352 Tahun Sulsel
Arti dan Pemaknaan Gabungan Simbolik Hari Jadi Sulsel
Secara spontanitas Sulsel melepaskan segala atribut kerajaan bergabung dalam negara Kesatuan Republik Indonesia.
Penulis: Muhammad Fadhly Ali | Editor: Hasriyani Latif
TRIBUN-TIMUR.COM, MAKASSAR - Salah satu rangkaian Hari Jadi ke-352 Sulawesi Selatan (Sulsel) yakni pembacaan sejarah singkatnya.
Sekprov Sulsel, Abdul Hayat Gani membacakannya di Rapat Paripurna Istimewa di Gedung DPRD Sulsel Jl Urip Sumoharjo Makassar, Selasa (19/10/2021).
Tanggal 19 sebagai tanggal simbolik sebagai kesadaran Sulawesi Selatan menjadi bagian yang tidak terpisahkan dari Negara Kesatuan Republik Indonesia.
Dimana pada Rapat Panitia Persiapan Kemerdekaan Indonesia (PPKI) tanggal 19 Agustus 1945, peserta dari Sulawesi Selatan dengan semangat dan antusias.

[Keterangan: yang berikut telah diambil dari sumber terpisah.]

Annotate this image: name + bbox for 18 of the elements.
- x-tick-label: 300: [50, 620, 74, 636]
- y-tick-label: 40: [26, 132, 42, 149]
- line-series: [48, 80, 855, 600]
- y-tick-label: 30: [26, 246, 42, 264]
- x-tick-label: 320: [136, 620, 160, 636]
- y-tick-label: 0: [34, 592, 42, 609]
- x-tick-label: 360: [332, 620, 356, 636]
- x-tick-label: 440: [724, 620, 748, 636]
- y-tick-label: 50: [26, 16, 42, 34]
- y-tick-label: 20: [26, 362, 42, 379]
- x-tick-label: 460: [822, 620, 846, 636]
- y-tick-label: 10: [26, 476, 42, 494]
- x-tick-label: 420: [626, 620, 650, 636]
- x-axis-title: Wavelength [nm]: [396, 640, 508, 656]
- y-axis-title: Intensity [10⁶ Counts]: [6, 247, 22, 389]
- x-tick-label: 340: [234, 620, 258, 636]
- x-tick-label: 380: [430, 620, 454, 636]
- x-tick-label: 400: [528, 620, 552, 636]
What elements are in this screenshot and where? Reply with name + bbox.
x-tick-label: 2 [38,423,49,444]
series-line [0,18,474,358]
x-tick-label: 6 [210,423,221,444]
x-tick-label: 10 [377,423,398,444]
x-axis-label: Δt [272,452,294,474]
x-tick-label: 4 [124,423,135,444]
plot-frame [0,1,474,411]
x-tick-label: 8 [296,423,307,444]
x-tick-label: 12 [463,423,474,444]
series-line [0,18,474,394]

Serta secara spontanitas melepaskan segala atribut kerajaan bergabung dalam negara Kesatuan Republik Indonesia.
Bulan Oktober bermakna penting, terdapat dua momentum simbol kebersamaan dan persatuan yang telah terjadi di wilayah ini.
Pertama Kesepakatan para Raja di Kawasan Sulawesi Selatan untuk mendukung Dr Ratulangi menjadi gubernur pertama Propinsi Sulawesi pada 15 Oktober 1945.
Dan Peristiwa Rekonsiliasi Raja-Raja bersaudara yang terlibat dalam Perang Makassar, dimana Rekonsiliasi ini berlangsung pada bulan Oktober 1674.
Sedangkan Tahun 1669, merujuk pada fakta dan data sejarah berakhirnya Perang Makassar.
Dalam tahun tersebut, telah terjadi peristiwa heroisme yang luar biasa, dimana para tubarani telah mempertaruhkan segala daya dan upaya dalam perang 40 hari 40 malam sebelum Benteng Somba Opu dihancurkan oleh pihak penjajah.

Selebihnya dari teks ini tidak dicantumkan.